You didn't mention you are logging in remotely. Which ssh client are you using and what does `env` print when executed locally @server.localnetwork?


----------



## SirDice (Sep 29, 2021)

T-Daemon said:


> Small typo there, name is separated by underscore: ~/.login_conf.


Yes, I think I got confused with /etc/login.conf, muscle memory took over from there.


----------



## varda (Sep 30, 2021)

Gentlemen, thanks, your tips was helpful.

There was OpenSSH 8.8 on that box which it owner installed by hand himself, may be for test interest. It requires enabled `PermitUserEnvironment` in sshd_config and list variables which wanted to be exposed in users ~/.ssh/environment.  Then everything works as expected. I do not know why and how it aware about to set environment but version of sshd(8) supplied with FreeBSD works out of the box. 

If there is someone more experienced and can clarify how works or patched version in FreeBSD.

Thank You.


----------



## SirDice (Sep 30, 2021)

varda said:


> There was OpenSSH 8.8 on that box which it owner installed by hand himself, may be for test interest.

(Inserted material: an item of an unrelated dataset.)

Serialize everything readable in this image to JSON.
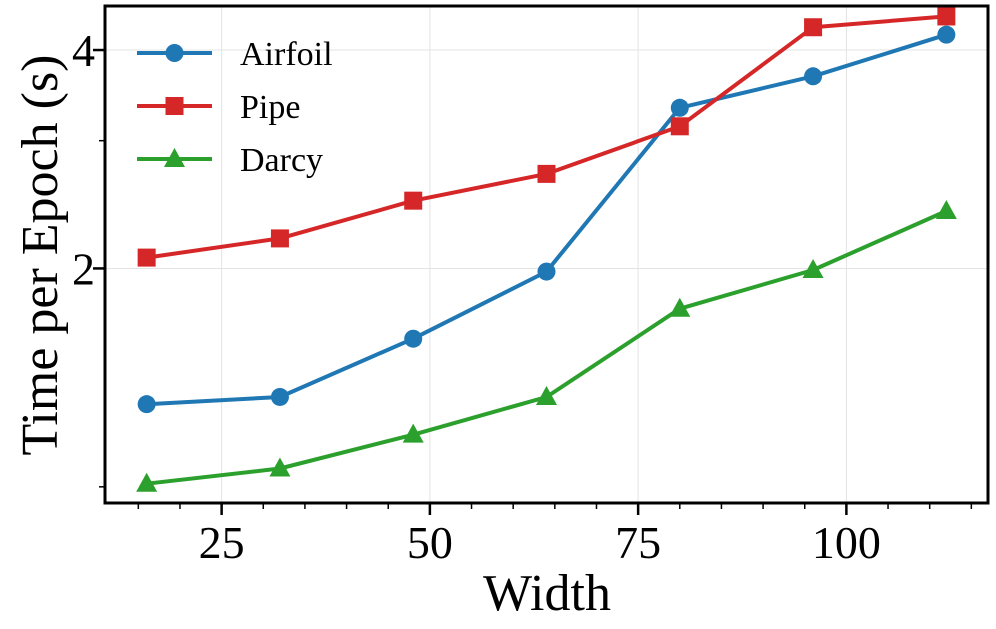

Then all bets are off. Not much we can help you with, it's non-standard, not part of the base. There's not even a port for it yet (security/openssh-portable is still on 8.7).


----------



## teo (Oct 1, 2021)

SirDice said:


> The variable is LC_ALL not lc_all, you don't set it like that in login.conf. Remove that line from login.conf. You only need to set `lang` and `charset` correctly. Also check if you don't have any locale settings in ~/.cshrc or a user ~/.login.conf that might override it.


Does the locale setting in ~/.cshrc or a user ~/.login.conf override the LC_ALL variable setting?


----------